UK EMIR Validation Rules
Reporting Validation Rules (applying for 21 June 2021): The only amendment that FCA has added in its UK EMIR Validation Rules is for Field 1.30, Variation Margin Received. The rule “If field 1.21(Collateralisation) is populated with “U”, this field shall be left blank.” has now been removed.
Joint PRA/FCA Consultation Paper on margin requirements under UK EMIR
The proposed Consultation Paper (CP) sets out the Prudential Regulation Authority’s (PRA) and Financial Conduct Authority’s (FCA) proposals to establish or extend exemptions for some products subject to bilateral margining requirements, and to align implementation phases and thresholds to the Basel Committee on Banking Supervision (BCBS) and the International Organization of Securities Commissions (IOSCO) standards.

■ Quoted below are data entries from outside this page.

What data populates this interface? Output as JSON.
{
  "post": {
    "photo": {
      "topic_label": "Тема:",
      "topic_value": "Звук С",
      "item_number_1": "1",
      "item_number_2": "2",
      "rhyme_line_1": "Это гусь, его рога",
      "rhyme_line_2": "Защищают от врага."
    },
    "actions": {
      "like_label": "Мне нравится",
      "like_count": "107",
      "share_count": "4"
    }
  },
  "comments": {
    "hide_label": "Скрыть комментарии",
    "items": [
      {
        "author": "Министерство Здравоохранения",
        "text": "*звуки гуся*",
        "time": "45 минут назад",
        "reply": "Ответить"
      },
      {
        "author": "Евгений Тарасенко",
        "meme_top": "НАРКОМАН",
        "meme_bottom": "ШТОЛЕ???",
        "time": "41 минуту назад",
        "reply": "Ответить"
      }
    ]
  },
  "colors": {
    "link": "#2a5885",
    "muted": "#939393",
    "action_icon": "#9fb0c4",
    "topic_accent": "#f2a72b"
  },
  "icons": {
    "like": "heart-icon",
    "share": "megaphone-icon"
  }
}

This CP proposes to amend the UK bilateral margining requirements in the onshored BTS 2016/2251 by:
changing the implementation dates and thresholds for the phase-in of IM requirements
requiring the exchange of VM for physically settled foreign exchange (FX) forwards and swaps to specified counterparties only
extending the temporary exemption for single-stock equity options and index options until 4 January 2024.
intragroup exemptions from margin, as well as the BCBS and IOSCO statement on documentation requirements for counterparties below the €50 million initial margin threshold.

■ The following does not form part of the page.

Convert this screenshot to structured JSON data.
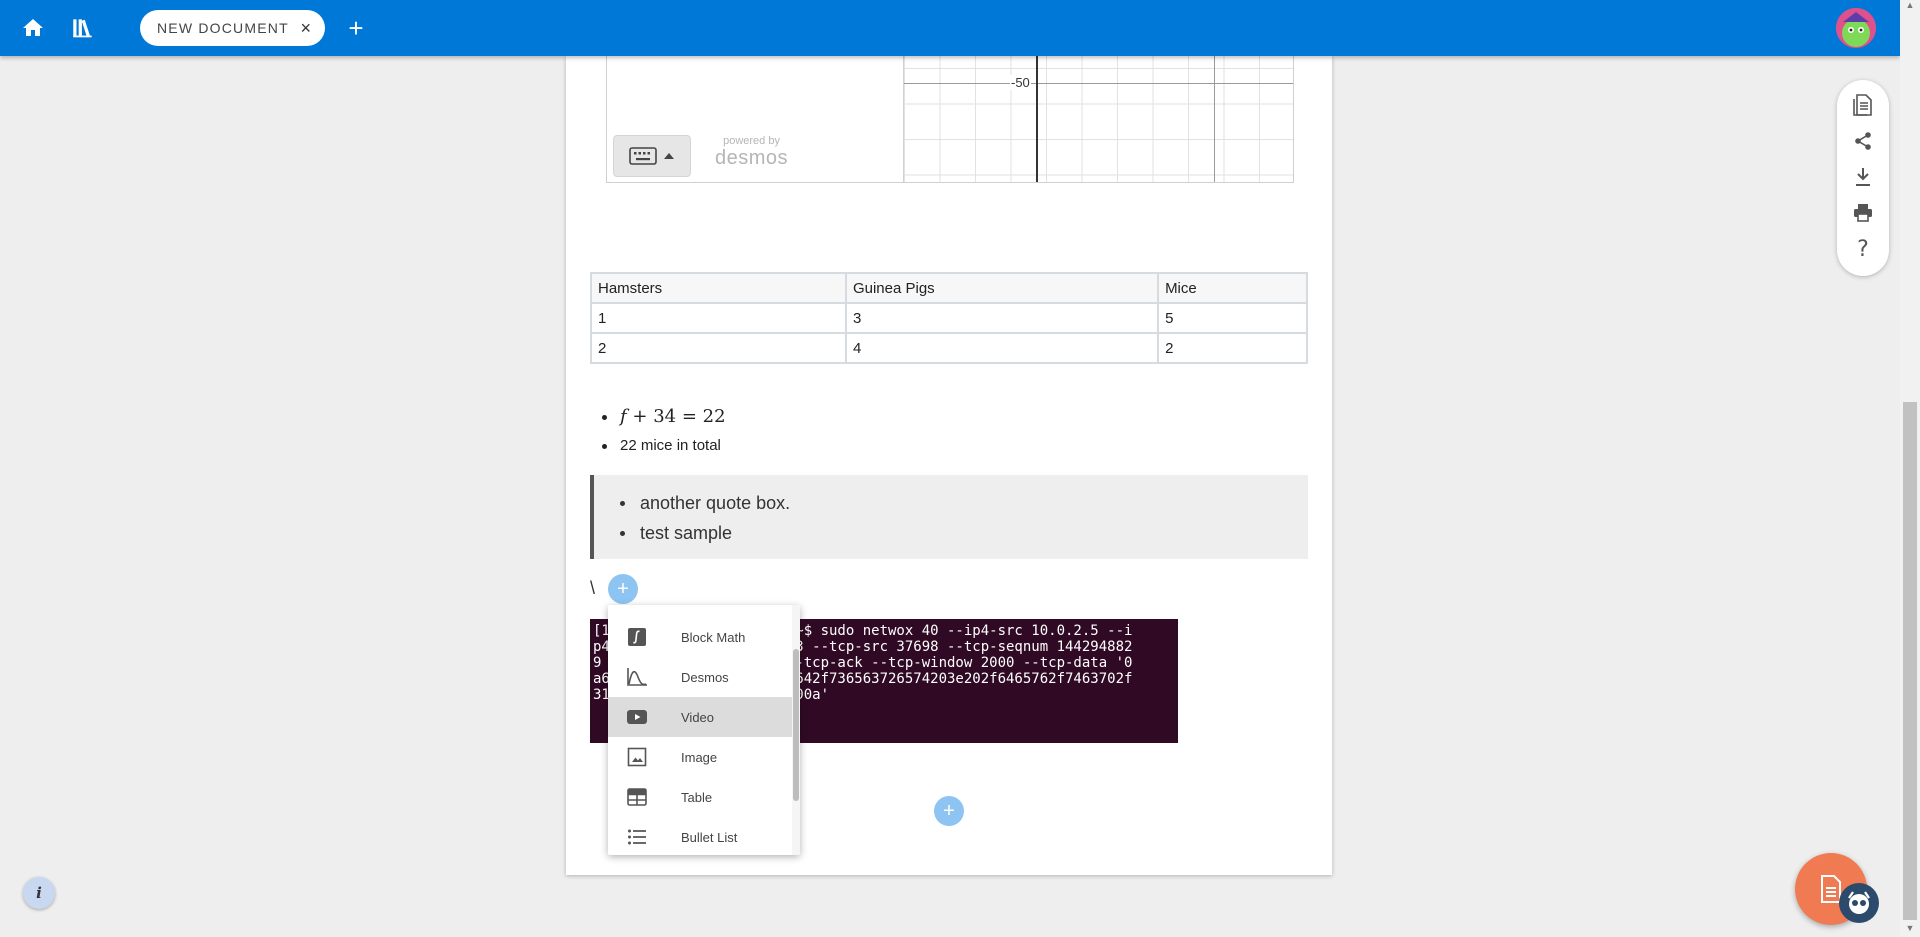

This consultation closes on Wednesday 19 May 2021 and the proposed changes would be effective on publication of the final technical standards instrument, which is planned for Thursday 1 July 2021.
Please note that: The PRA and FCA invite feedback on the proposals set out in this consultation. PRA-regulated firms should address any comments or enquiries to: CP6_21@bankofengland.co.uk . FCA solo-regulated firms should address any comments or enquiries to firstname.lastname@example.org .Other respondents should submit responses to both authorities.

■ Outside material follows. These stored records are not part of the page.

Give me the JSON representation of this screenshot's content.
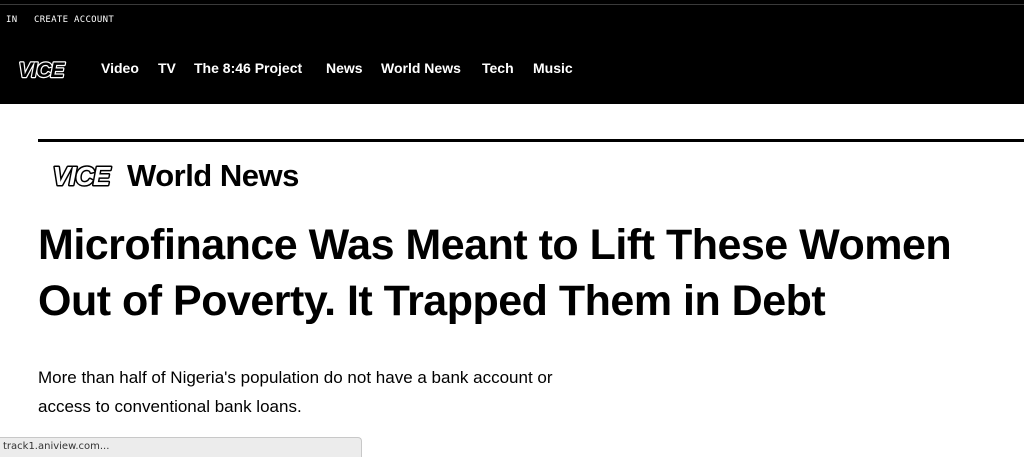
{
  "topbar": {
    "signin_label": "IN",
    "create_account_label": "CREATE ACCOUNT"
  },
  "nav": {
    "logo_text": "VICE",
    "items": [
      "Video",
      "TV",
      "The 8:46 Project",
      "News",
      "World News",
      "Tech",
      "Music"
    ]
  },
  "section": {
    "logo_text": "VICE",
    "label": "World News"
  },
  "article": {
    "headline_line1": "Microfinance Was Meant to Lift These Women",
    "headline_line2": "Out of Poverty. It Trapped Them in Debt",
    "dek": "More than half of Nigeria's population do not have a bank account or access to conventional bank loans."
  },
  "status_bar": {
    "url": "track1.aniview.com..."
  },
  "colors": {
    "nav_bg": "#000000",
    "page_bg": "#ffffff",
    "text": "#000000"
  }
}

Approach to reporting references to LIBOR in OTC derivative contracts under UK EMIR
The FCA has confirmed that all LIBOR settings will either cease to be provided by any administrator or no longer be representative:
- immediately after 31 December 2021, in the case of all sterling, euro, Swiss franc and Japanese yen settings, and the 1-week and 2-month US dollar settings
- immediately after 30 June 2023, in the case of the remaining US dollar settings
The main concern is that amending a reference rate or adding a fallback would not trigger the application of margin or clearing requirements under UK EMIR, where this amendment relates to the treatment of legacy LIBOR trades. It’s essential that the UK EMIR trade data accurately reflects the details of the trade, therefore, counterparties and CCPs must report any modification of a derivative contract they have concluded to a registered or recognised trade repository no later than the working day following the modification of the contract. In terms of a derivative contract that an alternative rate applies in the place of LIBOR, would bring about a modification that is reportable under UK EMIR and it would be expected for this modification to be reported at the time that the alternative rate takes effect.